Waduh! 1.300 Pilot Garuda Ancam Lakukan Ini Saat Puncak Arus Mudik

    SURATKABAR.IDAsosiasi Pilot Garuda (APG) memastikan 1.300 pilot dan 5.000 kru Garuda Indonesia akan melakukan aksi mogok kerja dalam waktu dekat.

    “Saat arus mudik Lebaran pun kami lakukan jika pemerintah tidak segera turun tangan mengatasi masalah ini,” ujar Presiden APG Kapten Bintang Handono, dikutip dari Tempo, Kamis (31/5/2018).

    Bintang mengatakan semua kru dan karyawan Garuda yang tergabung dalam Serikat Karyawan Garuda (Sekarga) akan melakukan mogok massal pada waktu yang telah ditentukan.

    “Kami pastikan seluruhnya mogok. Untuk waktunya, nanti kami beritahukan. Saat ini, kami masih menunggu niat baik pemerintah untuk menyelamatkan Garuda,” katanya.

    Menurut Bintang, semua kru dan karyawan Garuda sepakat melakukan aksi mogok. Ini adalah jalan satu-satunya untuk melakukan misi penyelamatan perusahaan yang kian hari makin terpuruk.

    Baca juga: Waduh! Garuda Kena Gugat Rp 11 Miliar karena Seorang Perempuan Tersiram Teh Panas

    “Kami tidak mau berakhir seperti Merpati (maskapai badan usaha milik negara/BUMN yang tutup karena bangkrut),” ucapnya.
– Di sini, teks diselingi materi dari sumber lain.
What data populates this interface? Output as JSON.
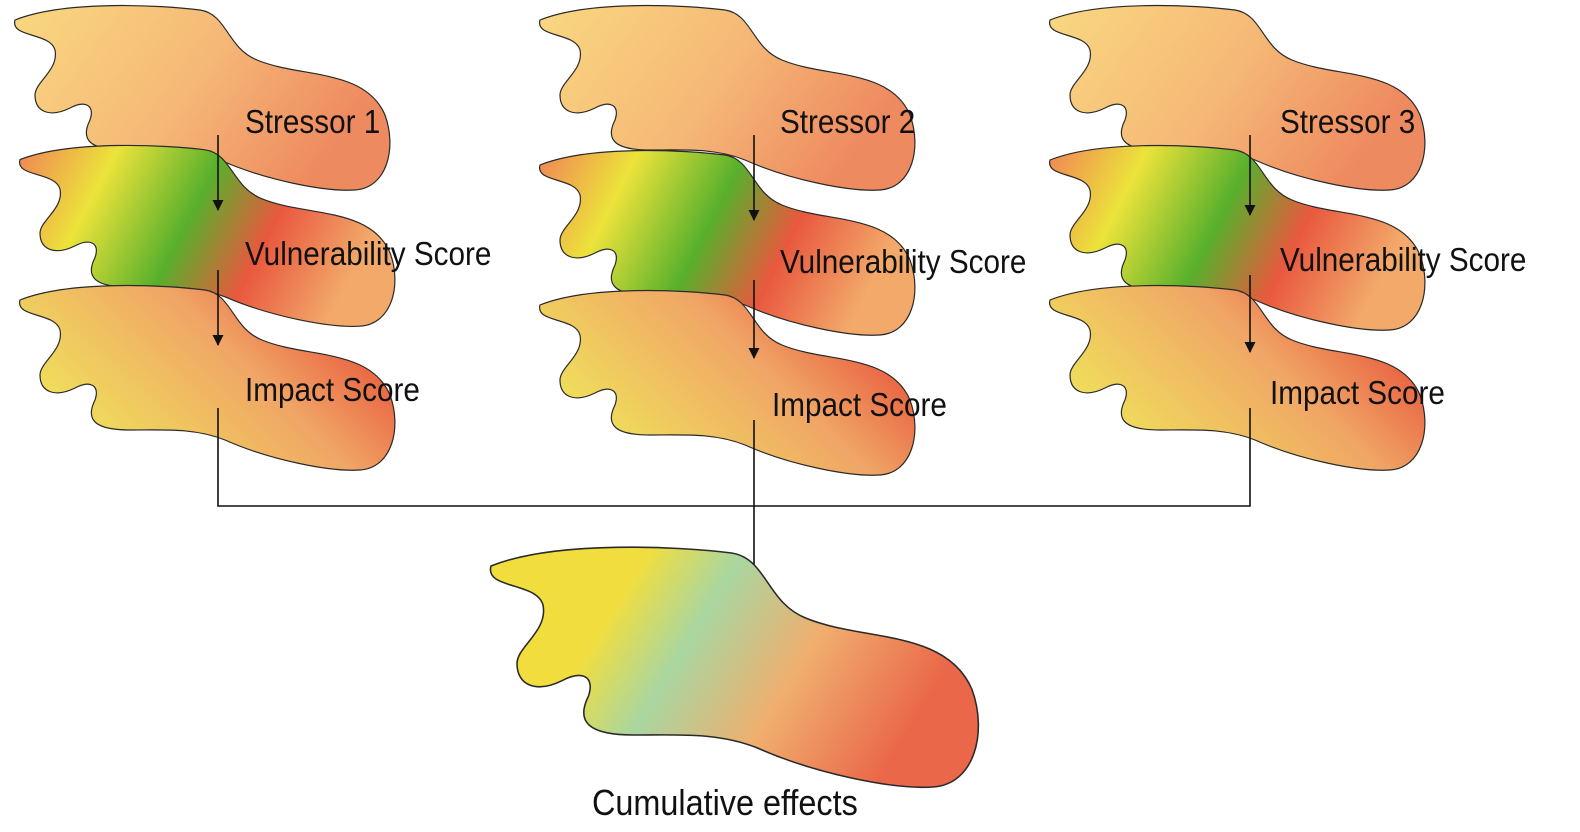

    Bintang mengatakan APG dan Sekarga telah menyampaikan rencana mogok dan tuntutan mereka kepada pemerintah setahun lalu. Kemudian mereka melakukan hal yang sama pada 2 Mei 2018 lalu dengan memberikan waktu kepada pemerintah hingga 30 hari kerja.
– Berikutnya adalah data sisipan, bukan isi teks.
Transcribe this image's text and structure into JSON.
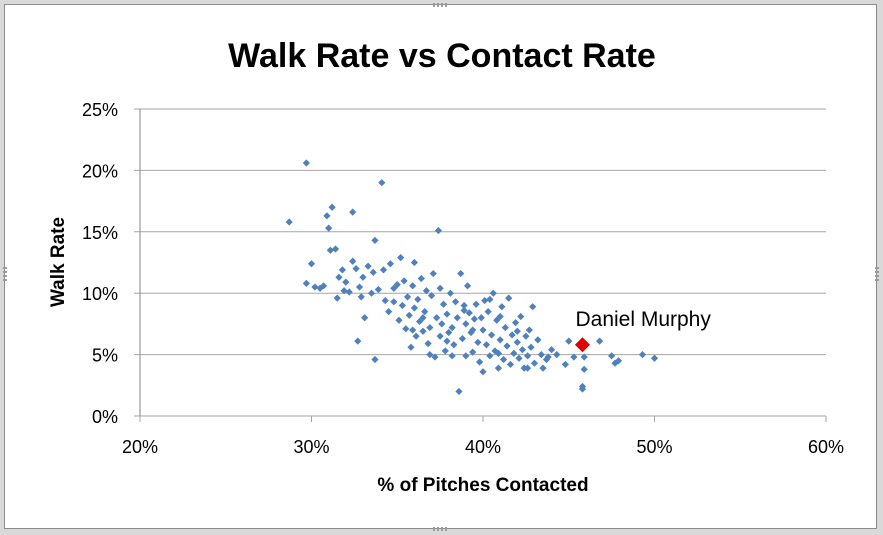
{
  "chart_data": {
    "type": "scatter",
    "title": "Walk Rate vs Contact Rate",
    "xlabel": "% of Pitches Contacted",
    "ylabel": "Walk Rate",
    "xlim": [
      20,
      60
    ],
    "ylim": [
      0,
      25
    ],
    "x_ticks": [
      "20%",
      "30%",
      "40%",
      "50%",
      "60%"
    ],
    "y_ticks": [
      "0%",
      "5%",
      "10%",
      "15%",
      "20%",
      "25%"
    ],
    "gridlines": "horizontal",
    "legend": "none",
    "colors": {
      "points": "#4f81bd",
      "highlight": "#e00000",
      "grid": "#a6a6a6"
    },
    "highlight": {
      "label": "Daniel Murphy",
      "x": 45.8,
      "y": 5.8
    },
    "series": [
      {
        "points": [
          [
            28.7,
            15.8
          ],
          [
            29.7,
            20.6
          ],
          [
            29.7,
            10.8
          ],
          [
            30.0,
            12.4
          ],
          [
            30.2,
            10.5
          ],
          [
            30.5,
            10.4
          ],
          [
            30.9,
            16.3
          ],
          [
            31.0,
            15.3
          ],
          [
            31.2,
            17.0
          ],
          [
            31.1,
            13.5
          ],
          [
            31.4,
            13.6
          ],
          [
            31.5,
            9.6
          ],
          [
            31.6,
            11.3
          ],
          [
            31.8,
            11.9
          ],
          [
            32.0,
            10.9
          ],
          [
            32.2,
            10.1
          ],
          [
            32.4,
            12.6
          ],
          [
            32.4,
            16.6
          ],
          [
            32.6,
            12.0
          ],
          [
            32.7,
            6.1
          ],
          [
            32.8,
            10.5
          ],
          [
            32.9,
            9.7
          ],
          [
            33.0,
            11.3
          ],
          [
            33.1,
            8.0
          ],
          [
            33.3,
            12.2
          ],
          [
            33.5,
            10.0
          ],
          [
            33.7,
            14.3
          ],
          [
            33.7,
            4.6
          ],
          [
            33.9,
            10.3
          ],
          [
            34.1,
            19.0
          ],
          [
            34.2,
            11.9
          ],
          [
            34.3,
            9.4
          ],
          [
            34.5,
            8.5
          ],
          [
            34.6,
            12.4
          ],
          [
            34.8,
            9.3
          ],
          [
            35.0,
            10.7
          ],
          [
            35.1,
            7.8
          ],
          [
            35.2,
            12.9
          ],
          [
            35.3,
            9.0
          ],
          [
            35.4,
            11.0
          ],
          [
            35.5,
            7.1
          ],
          [
            35.6,
            9.7
          ],
          [
            35.7,
            8.2
          ],
          [
            35.8,
            5.6
          ],
          [
            35.9,
            10.6
          ],
          [
            36.0,
            12.5
          ],
          [
            36.0,
            8.8
          ],
          [
            36.1,
            6.5
          ],
          [
            36.2,
            9.5
          ],
          [
            36.3,
            7.7
          ],
          [
            36.4,
            11.2
          ],
          [
            36.5,
            6.9
          ],
          [
            36.6,
            8.5
          ],
          [
            36.7,
            10.2
          ],
          [
            36.8,
            5.9
          ],
          [
            36.9,
            7.2
          ],
          [
            37.0,
            9.8
          ],
          [
            37.1,
            11.6
          ],
          [
            37.2,
            4.8
          ],
          [
            37.3,
            8.0
          ],
          [
            37.4,
            15.1
          ],
          [
            37.5,
            6.5
          ],
          [
            37.5,
            10.4
          ],
          [
            37.6,
            7.5
          ],
          [
            37.7,
            9.1
          ],
          [
            37.8,
            5.3
          ],
          [
            37.9,
            8.3
          ],
          [
            38.0,
            6.8
          ],
          [
            38.1,
            10.0
          ],
          [
            38.2,
            7.2
          ],
          [
            38.3,
            5.8
          ],
          [
            38.4,
            9.3
          ],
          [
            38.5,
            8.0
          ],
          [
            38.6,
            2.0
          ],
          [
            38.7,
            11.6
          ],
          [
            38.8,
            6.3
          ],
          [
            38.9,
            9.0
          ],
          [
            39.0,
            7.5
          ],
          [
            39.0,
            4.9
          ],
          [
            39.1,
            10.6
          ],
          [
            39.2,
            8.4
          ],
          [
            39.3,
            6.8
          ],
          [
            39.4,
            5.2
          ],
          [
            39.5,
            7.9
          ],
          [
            39.6,
            9.1
          ],
          [
            39.7,
            6.0
          ],
          [
            39.8,
            4.4
          ],
          [
            39.9,
            8.0
          ],
          [
            40.0,
            3.6
          ],
          [
            40.0,
            7.0
          ],
          [
            40.1,
            9.4
          ],
          [
            40.2,
            5.8
          ],
          [
            40.3,
            8.5
          ],
          [
            40.4,
            4.9
          ],
          [
            40.5,
            6.6
          ],
          [
            40.6,
            10.0
          ],
          [
            40.7,
            5.3
          ],
          [
            40.8,
            7.8
          ],
          [
            40.9,
            3.9
          ],
          [
            41.0,
            6.2
          ],
          [
            41.1,
            8.9
          ],
          [
            41.2,
            4.6
          ],
          [
            41.3,
            7.2
          ],
          [
            41.4,
            5.7
          ],
          [
            41.5,
            9.6
          ],
          [
            41.6,
            4.2
          ],
          [
            41.7,
            6.6
          ],
          [
            41.8,
            5.1
          ],
          [
            41.9,
            7.6
          ],
          [
            42.0,
            6.0
          ],
          [
            42.1,
            4.7
          ],
          [
            42.2,
            8.1
          ],
          [
            42.3,
            5.4
          ],
          [
            42.4,
            3.9
          ],
          [
            42.5,
            6.5
          ],
          [
            42.6,
            4.9
          ],
          [
            42.7,
            7.0
          ],
          [
            42.8,
            5.6
          ],
          [
            42.9,
            8.9
          ],
          [
            43.0,
            4.3
          ],
          [
            43.2,
            6.2
          ],
          [
            43.4,
            5.0
          ],
          [
            43.5,
            3.9
          ],
          [
            43.7,
            4.6
          ],
          [
            44.0,
            5.4
          ],
          [
            44.3,
            5.0
          ],
          [
            44.8,
            4.2
          ],
          [
            45.0,
            6.1
          ],
          [
            45.3,
            4.8
          ],
          [
            45.8,
            2.4
          ],
          [
            45.8,
            2.2
          ],
          [
            45.9,
            3.8
          ],
          [
            45.9,
            4.8
          ],
          [
            46.8,
            6.1
          ],
          [
            47.5,
            4.9
          ],
          [
            47.7,
            4.3
          ],
          [
            47.9,
            4.5
          ],
          [
            49.3,
            5.0
          ],
          [
            50.0,
            4.7
          ],
          [
            38.9,
            8.6
          ],
          [
            40.4,
            9.5
          ],
          [
            36.5,
            8.0
          ],
          [
            37.9,
            6.1
          ],
          [
            39.4,
            7.0
          ],
          [
            35.9,
            7.0
          ],
          [
            41.0,
            8.1
          ],
          [
            42.0,
            6.9
          ],
          [
            43.8,
            4.8
          ],
          [
            34.8,
            10.4
          ],
          [
            33.6,
            11.7
          ],
          [
            31.9,
            10.2
          ],
          [
            30.7,
            10.6
          ],
          [
            36.9,
            5.0
          ],
          [
            38.2,
            4.9
          ],
          [
            40.9,
            5.1
          ],
          [
            42.6,
            3.9
          ]
        ]
      }
    ]
  }
}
    “Kalau dihitung, tenggat waktu sudah hampir habis dan waktu kami unjuk rasa semakin dekat,” tuturnya.

    Bintang juga mengatakan para karyawan hanya ingin pemerintah menindaklanjuti tuntutan mereka, salah satunya melakukan perombakan pada direksi BUMN tersebut.

    “Ini harus segera dilakukan. Karena, jika tidak, Garuda akan semakin terpuruk,” katanya.
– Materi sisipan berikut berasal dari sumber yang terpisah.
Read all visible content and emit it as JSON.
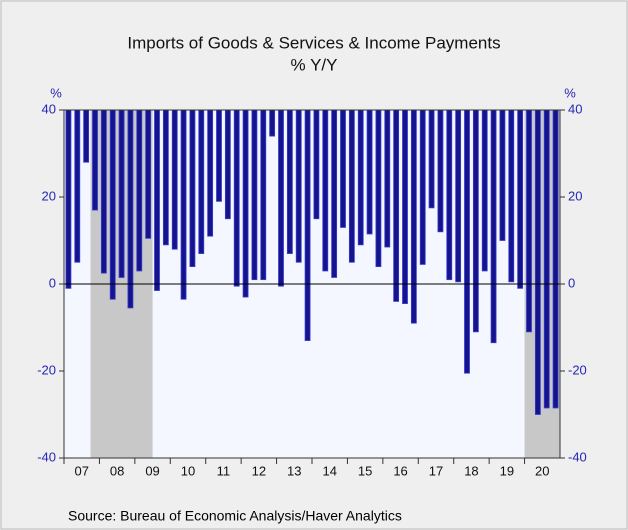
{
  "chart_data": {
    "type": "bar",
    "title": "Imports of Goods & Services & Income Payments",
    "subtitle": "% Y/Y",
    "y_label": "%",
    "y2_label": "%",
    "source": "Source:  Bureau of Economic Analysis/Haver Analytics",
    "years": [
      "07",
      "08",
      "09",
      "10",
      "11",
      "12",
      "13",
      "14",
      "15",
      "16",
      "17",
      "18",
      "19",
      "20"
    ],
    "values": [
      -1,
      5,
      28,
      17,
      2.5,
      -3.5,
      1.5,
      -5.5,
      3,
      10.5,
      -1.5,
      9,
      8,
      -3.5,
      4,
      7,
      11,
      19,
      15,
      -0.5,
      -3,
      1,
      1,
      34,
      -0.5,
      7,
      5,
      -13,
      15,
      3,
      1.5,
      13,
      5,
      9,
      11.5,
      4,
      8.5,
      -4,
      -4.5,
      -9,
      4.5,
      17.5,
      12,
      1,
      0.5,
      -20.5,
      -11,
      3,
      -13.5,
      10,
      0.5,
      -1,
      -11,
      -30,
      -28.5,
      -28.5
    ],
    "color": "#14148c",
    "shaded_ranges": [
      [
        3,
        9
      ],
      [
        52,
        55
      ]
    ],
    "ylim": [
      -40,
      40
    ],
    "yticks": [
      -40,
      -20,
      0,
      20,
      40
    ],
    "y2lim": [
      -40,
      40
    ],
    "y2ticks": [
      -40,
      -20,
      0,
      20,
      40
    ]
  }
}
    Ketua Umum Sekarga Ahmad Irfan Nasution menyebutkan salah satu alasan mogok kerja itu adalah mediasi antara karyawan dan direksi Garuda tak memenuhi titik temu.

    Padahal mediasi diperlukan untuk membahas kerugian perusahaan hingga US$ 213,4 juta atau sekitar Rp 2,88 triliun pada 2017, yang diduga karena kegagalan direksi dalam mengelola perusahaan.